The book charges us with a third bad habit: setting aims in terms of restoring a past “Golden Era”. Clarke seems to see that mostly in pro-Brexit, “anti-globalisation” left-wingers.

It’s odd to hear calls for pluralism, respect and patience in debate, and so on, from an admirer of the notoriously “control-freak” and bullying Labour regime of Tony Blair and Alastair Campbell, or from a probable supporter of the current regime of suspending members just because they have discussed other suspensions.

But the Italian Marxist Antonio Gramsci argued that in polemic we must rise above knocking down “the stupidest and most mediocre of one’s opponents or… the least essential and the most occasional of their opinions”. “One must be fair to one’s enemies”, in the sense of tackling their arguments at their strongest. At least “if the end proposed is that of raising the intellectual level of one’s followers and not creating a desert around oneself”.

Likewise Pierre Broué notes of Lenin that in polemic he fought always “to convince”, not to advertise virtue, or to shout down, or to “come across well”.

A Marxist who is a workplace rep, for example, learns to deal respectfully with right-wing workmates. We even learn how to negotiate with bosses politely (though militantly).

Marx himself wrote in a preface to Capital: “I do not by any means depict the capitalist and the landowner in rosy colours… [But] my [historical materialist] standpoint… can less than any other make the individual responsible for relations whose creature he remains”.
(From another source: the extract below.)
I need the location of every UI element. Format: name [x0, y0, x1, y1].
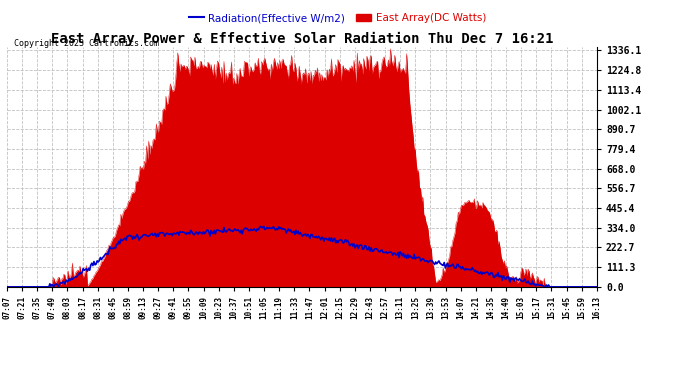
Legend: Radiation(Effective W/m2), East Array(DC Watts): Radiation(Effective W/m2), East Array(DC…	[184, 9, 490, 27]
Title: East Array Power & Effective Solar Radiation Thu Dec 7 16:21: East Array Power & Effective Solar Radia…	[50, 32, 553, 46]
Text: Copyright 2023 Cartronics.com: Copyright 2023 Cartronics.com	[14, 39, 159, 48]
Bosses act badly in class struggle because of capitalist structures, not because they are personally “bad people”. Seeing capitalism as a matter of “bad” individuals does indeed lead to diversionary conspiracy theories.

Some on the left could learn from Gramsci and Marx in the way they dispute. And especially on social media. Possibly Clarke’s picture of the left as all demagogic shriekers is genuinely picked up from knowing the left only from social media, not from meetings or in workplaces.

But the bottom line in Clarke’s argument, always assumed, never argued, is that now we are out of the “era where conflict [was] the route by which most change took place”, or when there was “divide… between the workers and the ‘boss class’”; that the “days of picket lines” are gone; that “appetite for struggle” is outdated; etc.

Trump knows we haven’t entered an age of general conciliation. So do the Tories. And our employers. And the Labour right wing. We must fight political battles on as “high ground” as we can reach, but we must fight them no less vigorously.